Why is 'abuse of notation' tolerated?

I've personally tripped up on a few concepts that came down to an abuse of notation, and I've read of plenty more on stack exchange. It seems to all be forgiven with a wave of the hand. Why do we tolerate it at all?

I understand if later on in one's studies if things are assumed to be in place, but there are plenty of textbooks out there assuming certain things are known before teaching them. This is a very soft question, but I think it ought to be asked.


I doubt I could put it better than this:

"The student of mathematics has to develop a tolerance for ambiguity. Pedantry can be the enemy of insight." - Gila Hanna

I also highly recommend Terence Tao's article describing the "pre-rigorous", "rigorous", and "post-rigorous" stages of a mathematician's development.

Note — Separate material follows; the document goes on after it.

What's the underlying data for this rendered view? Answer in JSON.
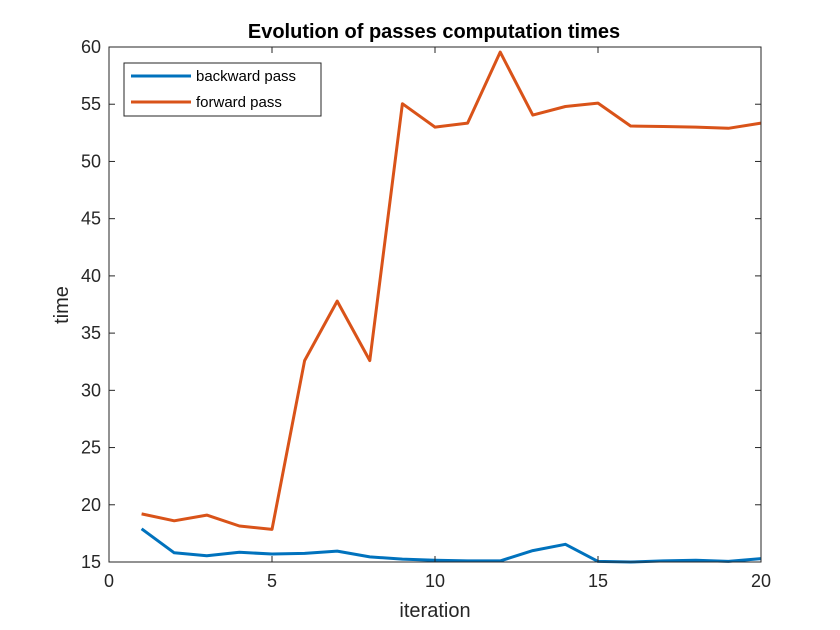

When one writes/talks mathematics, in 99.99% of the cases the intended recipient of what one writes is a human, and humans are amazing machines: they are capable of using context, guessing, and all sorts of other information when decoding what we write/say. It is generally immensely more efficient to take advantage of this.


Since Bourbaki is rather busy and is not (yet) a member of this site, I'm posting His answer (which He preemptively wrote about 70 years ago) on His behalf:

As far as possible we have drawn attention in the text to abuse of language, without which any mathematical text runs the risk of pedantry not to say unreadability.